With the death of Nasser, and the Camp David accord treaty between Egypt and Israel, Egypt completely drifted away from the Arab realm. Anwar Sadat was not enthusiastic about the idea of Arab unity anyway  – And with the rise of Islamism in the eighties, the resurrection of the Islamic caliphate took center stage, causing the Arabism ideology to become a ghost in the minds of some and a dream to others.

Arab nationalism is an oxymoron because other than the official language there is no other element that bonds the people of these countries together. The leaders of the Arab world manipulated the hearts and minds of the people for their own benefits. Not just that the cultures and ethnicity are different, but also the dialects varies so much to the extent that it is hard for people to understand each other. The European Union on the other hand was not founded on the basis of language, but for economic empowerment, which in the case of the Arab countries was on the bottom of their objectives.

And while the leaders in the Middle East were enforcing the Arab ideologies on their people, ethnicities were erased. Between Arabism and Islamism, the true Egyptian identity that was born thousands of years ago was lost.

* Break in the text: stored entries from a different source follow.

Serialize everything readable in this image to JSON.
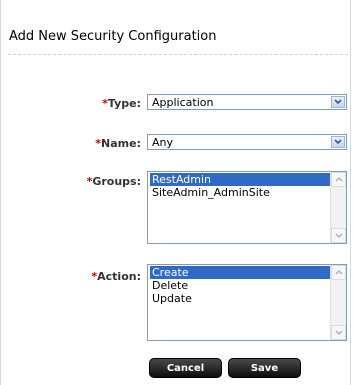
{
  "form": {
    "title": "Add New Security Configuration",
    "required_marker": "*",
    "type": {
      "label": "Type:",
      "value": "Application"
    },
    "name": {
      "label": "Name:",
      "value": "Any"
    },
    "groups": {
      "label": "Groups:",
      "options": [
        "RestAdmin",
        "SiteAdmin_AdminSite"
      ],
      "selected": "RestAdmin"
    },
    "action": {
      "label": "Action:",
      "options": [
        "Create",
        "Delete",
        "Update"
      ],
      "selected": "Create"
    }
  },
  "buttons": {
    "cancel": "Cancel",
    "save": "Save"
  }
}
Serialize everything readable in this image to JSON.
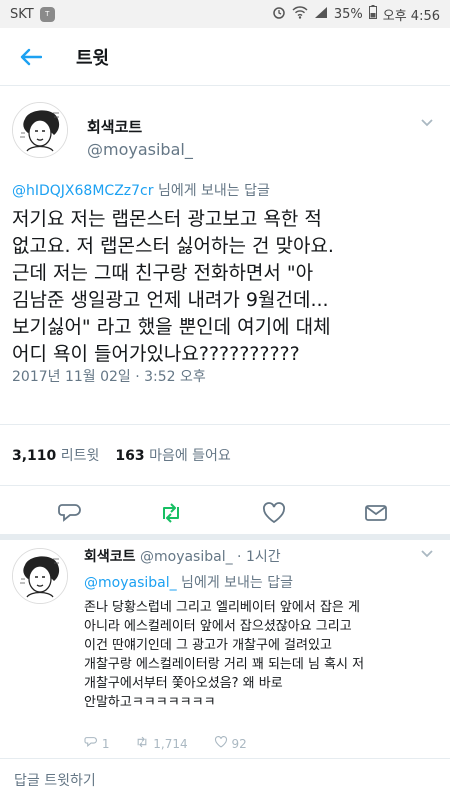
{
  "status_bar": {
    "carrier": "SKT",
    "carrier_badge": "T",
    "battery": "35%",
    "time": "오후 4:56"
  },
  "header": {
    "back_icon": "arrow-left-icon",
    "title": "트윗"
  },
  "tweet": {
    "display_name": "회색코트",
    "username": "@moyasibal_",
    "reply_mention": "@hIDQJX68MCZz7cr",
    "reply_suffix": " 님에게 보내는 답글",
    "text_lines": [
      "저기요 저는 랩몬스터 광고보고 욕한 적",
      "없고요. 저 랩몬스터 싫어하는 건 맞아요.",
      "근데 저는 그때 친구랑 전화하면서 \"아",
      "김남준 생일광고 언제 내려가 9월건데...",
      "보기싫어\" 라고 했을 뿐인데 여기에 대체",
      "어디 욕이 들어가있나요??????????"
    ],
    "timestamp": "2017년 11월 02일 · 3:52 오후",
    "retweet_count": "3,110",
    "retweet_label": "리트윗",
    "like_count": "163",
    "like_label": "마음에 들어요",
    "accent_color": "#1da1f2",
    "retweet_color": "#17bf63"
  },
  "reply": {
    "display_name": "회색코트",
    "username": "@moyasibal_",
    "time": "· 1시간",
    "reply_mention": "@moyasibal_",
    "reply_suffix": " 님에게 보내는 답글",
    "text_lines": [
      "존나 당황스럽네 그리고 엘리베이터 앞에서 잡은 게",
      "아니라 에스컬레이터 앞에서 잡으셨잖아요 그리고",
      "이건 딴얘기인데 그 광고가 개찰구에 걸려있고",
      "개찰구랑 에스컬레이터랑 거리 꽤 되는데 님 혹시 저",
      "개찰구에서부터 쫓아오셨음? 왜 바로",
      "안말하고ㅋㅋㅋㅋㅋㅋㅋ"
    ],
    "reply_count": "1",
    "retweet_count": "1,714",
    "like_count": "92"
  },
  "compose": {
    "placeholder": "답글 트윗하기"
  }
}
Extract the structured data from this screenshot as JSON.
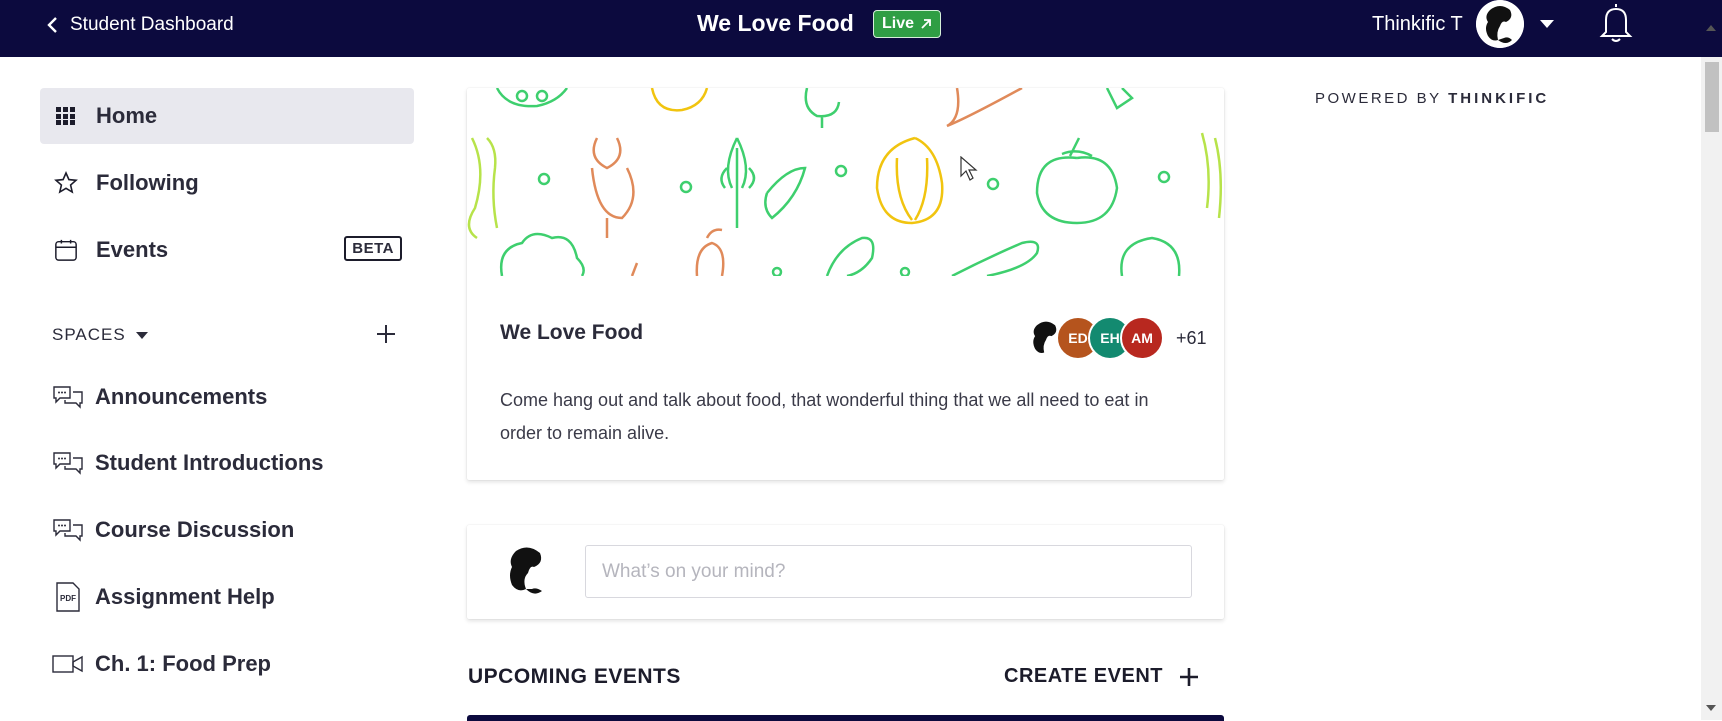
{
  "header": {
    "back_label": "Student Dashboard",
    "site_title": "We Love Food",
    "live_label": "Live",
    "user_name": "Thinkific T"
  },
  "sidebar": {
    "items": [
      {
        "label": "Home",
        "icon": "grid-icon"
      },
      {
        "label": "Following",
        "icon": "star-icon"
      },
      {
        "label": "Events",
        "icon": "calendar-icon",
        "badge": "BETA"
      }
    ],
    "spaces_header": "SPACES",
    "spaces": [
      {
        "label": "Announcements",
        "icon": "chat-bubbles-icon"
      },
      {
        "label": "Student Introductions",
        "icon": "chat-bubbles-icon"
      },
      {
        "label": "Course Discussion",
        "icon": "chat-bubbles-icon"
      },
      {
        "label": "Assignment Help",
        "icon": "pdf-icon"
      },
      {
        "label": "Ch. 1: Food Prep",
        "icon": "video-icon"
      }
    ]
  },
  "community": {
    "name": "We Love Food",
    "members": [
      {
        "initials": "ED",
        "color": "#b5541d"
      },
      {
        "initials": "EH",
        "color": "#138a70"
      },
      {
        "initials": "AM",
        "color": "#b8281f"
      }
    ],
    "member_count": "+61",
    "description": "Come hang out and talk about food, that wonderful thing that we all need to eat in order to remain alive."
  },
  "composer": {
    "placeholder": "What’s on your mind?"
  },
  "events": {
    "title": "UPCOMING EVENTS",
    "create_label": "CREATE EVENT"
  },
  "powered_by": {
    "prefix": "POWERED BY",
    "brand": "THINKIFIC"
  },
  "colors": {
    "topbar": "#0c0a3e",
    "live": "#2f9e44",
    "active_nav": "#e8e8ee"
  }
}
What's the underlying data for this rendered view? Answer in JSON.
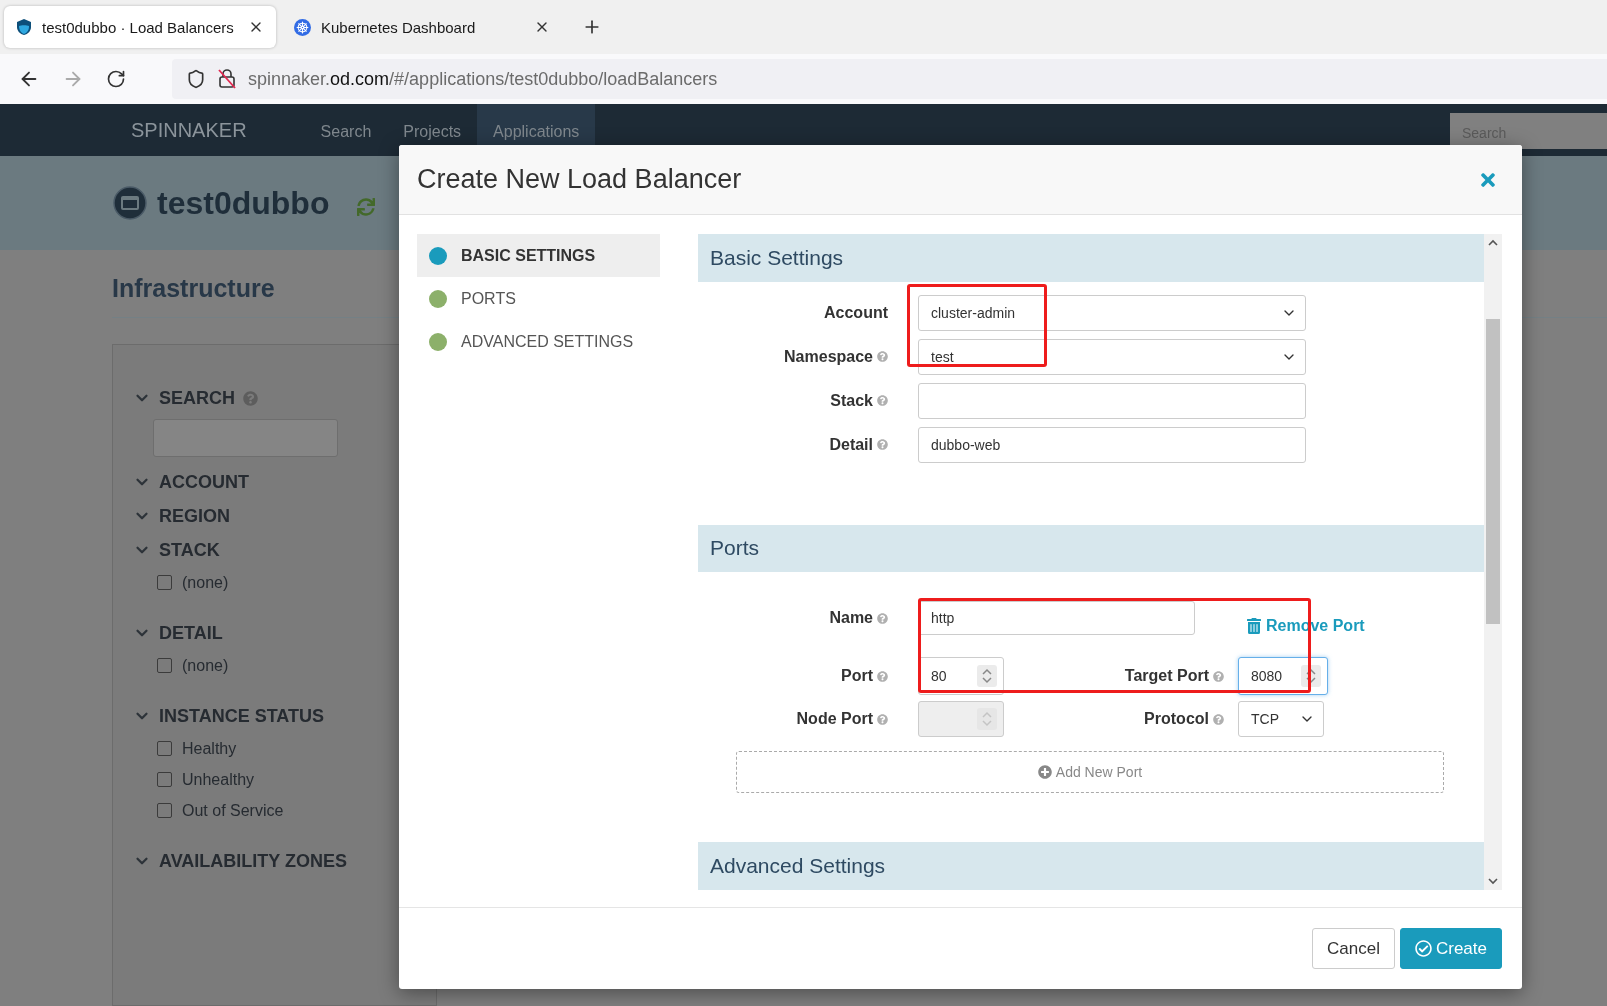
{
  "browser": {
    "tabs": [
      {
        "title": "test0dubbo · Load Balancers",
        "selected": true
      },
      {
        "title": "Kubernetes Dashboard",
        "selected": false
      }
    ],
    "url": {
      "prefix": "spinnaker.",
      "domain": "od.com",
      "path": "/#/applications/test0dubbo/loadBalancers"
    }
  },
  "navbar": {
    "brand": "SPINNAKER",
    "items": [
      {
        "label": "Search",
        "selected": false
      },
      {
        "label": "Projects",
        "selected": false
      },
      {
        "label": "Applications",
        "selected": true
      }
    ],
    "search": {
      "placeholder": "Search"
    }
  },
  "application": {
    "name": "test0dubbo",
    "section": "Infrastructure",
    "filters": [
      {
        "kind": "search",
        "label": "SEARCH",
        "help": true,
        "expanded": true
      },
      {
        "kind": "group",
        "label": "ACCOUNT",
        "help": false,
        "expanded": true
      },
      {
        "kind": "group",
        "label": "REGION",
        "help": false,
        "expanded": true
      },
      {
        "kind": "group",
        "label": "STACK",
        "help": false,
        "expanded": true,
        "options": [
          {
            "label": "(none)",
            "checked": false
          }
        ]
      },
      {
        "kind": "group",
        "label": "DETAIL",
        "help": false,
        "expanded": true,
        "options": [
          {
            "label": "(none)",
            "checked": false
          }
        ]
      },
      {
        "kind": "group",
        "label": "INSTANCE STATUS",
        "help": false,
        "expanded": true,
        "options": [
          {
            "label": "Healthy",
            "checked": false
          },
          {
            "label": "Unhealthy",
            "checked": false
          },
          {
            "label": "Out of Service",
            "checked": false
          }
        ]
      },
      {
        "kind": "group",
        "label": "AVAILABILITY ZONES",
        "help": false,
        "expanded": true
      }
    ]
  },
  "modal": {
    "title": "Create New Load Balancer",
    "steps": [
      {
        "label": "BASIC SETTINGS",
        "selected": true,
        "color": "#1a9bbc"
      },
      {
        "label": "PORTS",
        "selected": false,
        "color": "#8cb06a"
      },
      {
        "label": "ADVANCED SETTINGS",
        "selected": false,
        "color": "#8cb06a"
      }
    ],
    "sections": [
      {
        "kind": "basic",
        "title": "Basic Settings",
        "fields": [
          {
            "label": "Account",
            "help": false,
            "kind": "select",
            "value": "cluster-admin"
          },
          {
            "label": "Namespace",
            "help": true,
            "kind": "select",
            "value": "test"
          },
          {
            "label": "Stack",
            "help": true,
            "kind": "text"
          },
          {
            "label": "Detail",
            "help": true,
            "kind": "text",
            "value": "dubbo-web"
          }
        ]
      },
      {
        "kind": "ports",
        "title": "Ports",
        "ports": [
          {
            "name": {
              "label": "Name",
              "value": "http"
            },
            "port": {
              "label": "Port",
              "value": "80",
              "focused": false,
              "disabled": false
            },
            "target_port": {
              "label": "Target Port",
              "value": "8080",
              "focused": true,
              "disabled": false
            },
            "node_port": {
              "label": "Node Port",
              "focused": false,
              "disabled": true
            },
            "protocol": {
              "label": "Protocol",
              "value": "TCP"
            }
          }
        ],
        "remove_label": "Remove Port",
        "add_label": "Add New Port"
      },
      {
        "kind": "advanced",
        "title": "Advanced Settings"
      }
    ],
    "buttons": [
      {
        "label": "Cancel",
        "kind": "default"
      },
      {
        "label": "Create",
        "kind": "primary"
      }
    ]
  }
}
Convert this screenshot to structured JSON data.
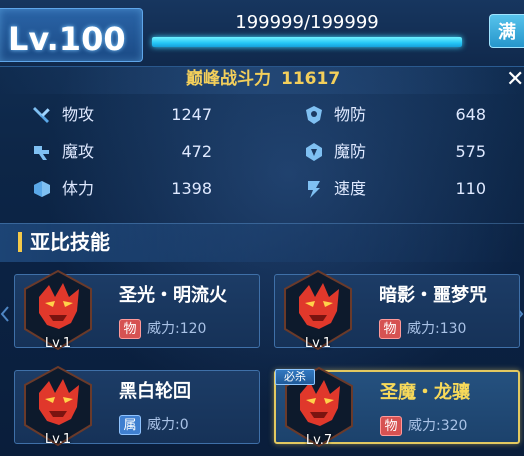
{
  "header": {
    "level": "Lv.100",
    "exp_text": "199999/199999",
    "exp_progress": 1.0,
    "max_button": "满"
  },
  "power": {
    "label": "巅峰战斗力",
    "value": "11617"
  },
  "stats": [
    {
      "label": "物攻",
      "value": "1247",
      "icon": "sword-icon"
    },
    {
      "label": "物防",
      "value": "648",
      "icon": "shield-icon"
    },
    {
      "label": "魔攻",
      "value": "472",
      "icon": "magic-attack-icon"
    },
    {
      "label": "魔防",
      "value": "575",
      "icon": "magic-defense-icon"
    },
    {
      "label": "体力",
      "value": "1398",
      "icon": "stamina-icon"
    },
    {
      "label": "速度",
      "value": "110",
      "icon": "speed-icon"
    }
  ],
  "skills_section": {
    "title": "亚比技能"
  },
  "skills": [
    {
      "name": "圣光・明流火",
      "level": "Lv.1",
      "type": "物",
      "power": "威力:120",
      "tag": ""
    },
    {
      "name": "暗影・噩梦咒",
      "level": "Lv.1",
      "type": "物",
      "power": "威力:130",
      "tag": ""
    },
    {
      "name": "黑白轮回",
      "level": "Lv.1",
      "type": "属",
      "power": "威力:0",
      "tag": ""
    },
    {
      "name": "圣魔・龙骧",
      "level": "Lv.7",
      "type": "物",
      "power": "威力:320",
      "tag": "必杀"
    }
  ],
  "colors": {
    "accent_gold": "#f3cf5b",
    "exp_bar": "#25c6f6",
    "physical_badge": "#d65252",
    "attribute_badge": "#3f7fd0"
  }
}
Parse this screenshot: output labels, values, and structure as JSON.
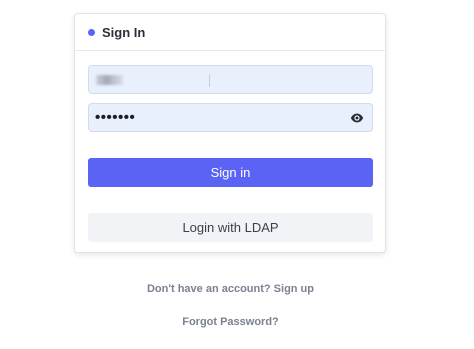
{
  "card": {
    "title": "Sign In",
    "accent_color": "#5b63f5"
  },
  "form": {
    "username_value": "",
    "password_value": "•••••••",
    "password_toggle_icon": "eye-icon"
  },
  "buttons": {
    "signin_label": "Sign in",
    "ldap_label": "Login with LDAP"
  },
  "links": {
    "signup_text": "Don't have an account? Sign up",
    "forgot_text": "Forgot Password?"
  }
}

Monuments are viewed as idols by Islamists and the great ancient civilization was condensed to few chapters in history books.

The Kurds of Iraq were forced to assimilate into a culture and a language that didn’t belong to them, and they certainly have nothing in common with the residents of the Berber tribes in North African countries, the Nubians and Siwans in Egypt, the Levantines, the Arabs of Arabia and many other ethnicity that live in this part of the world.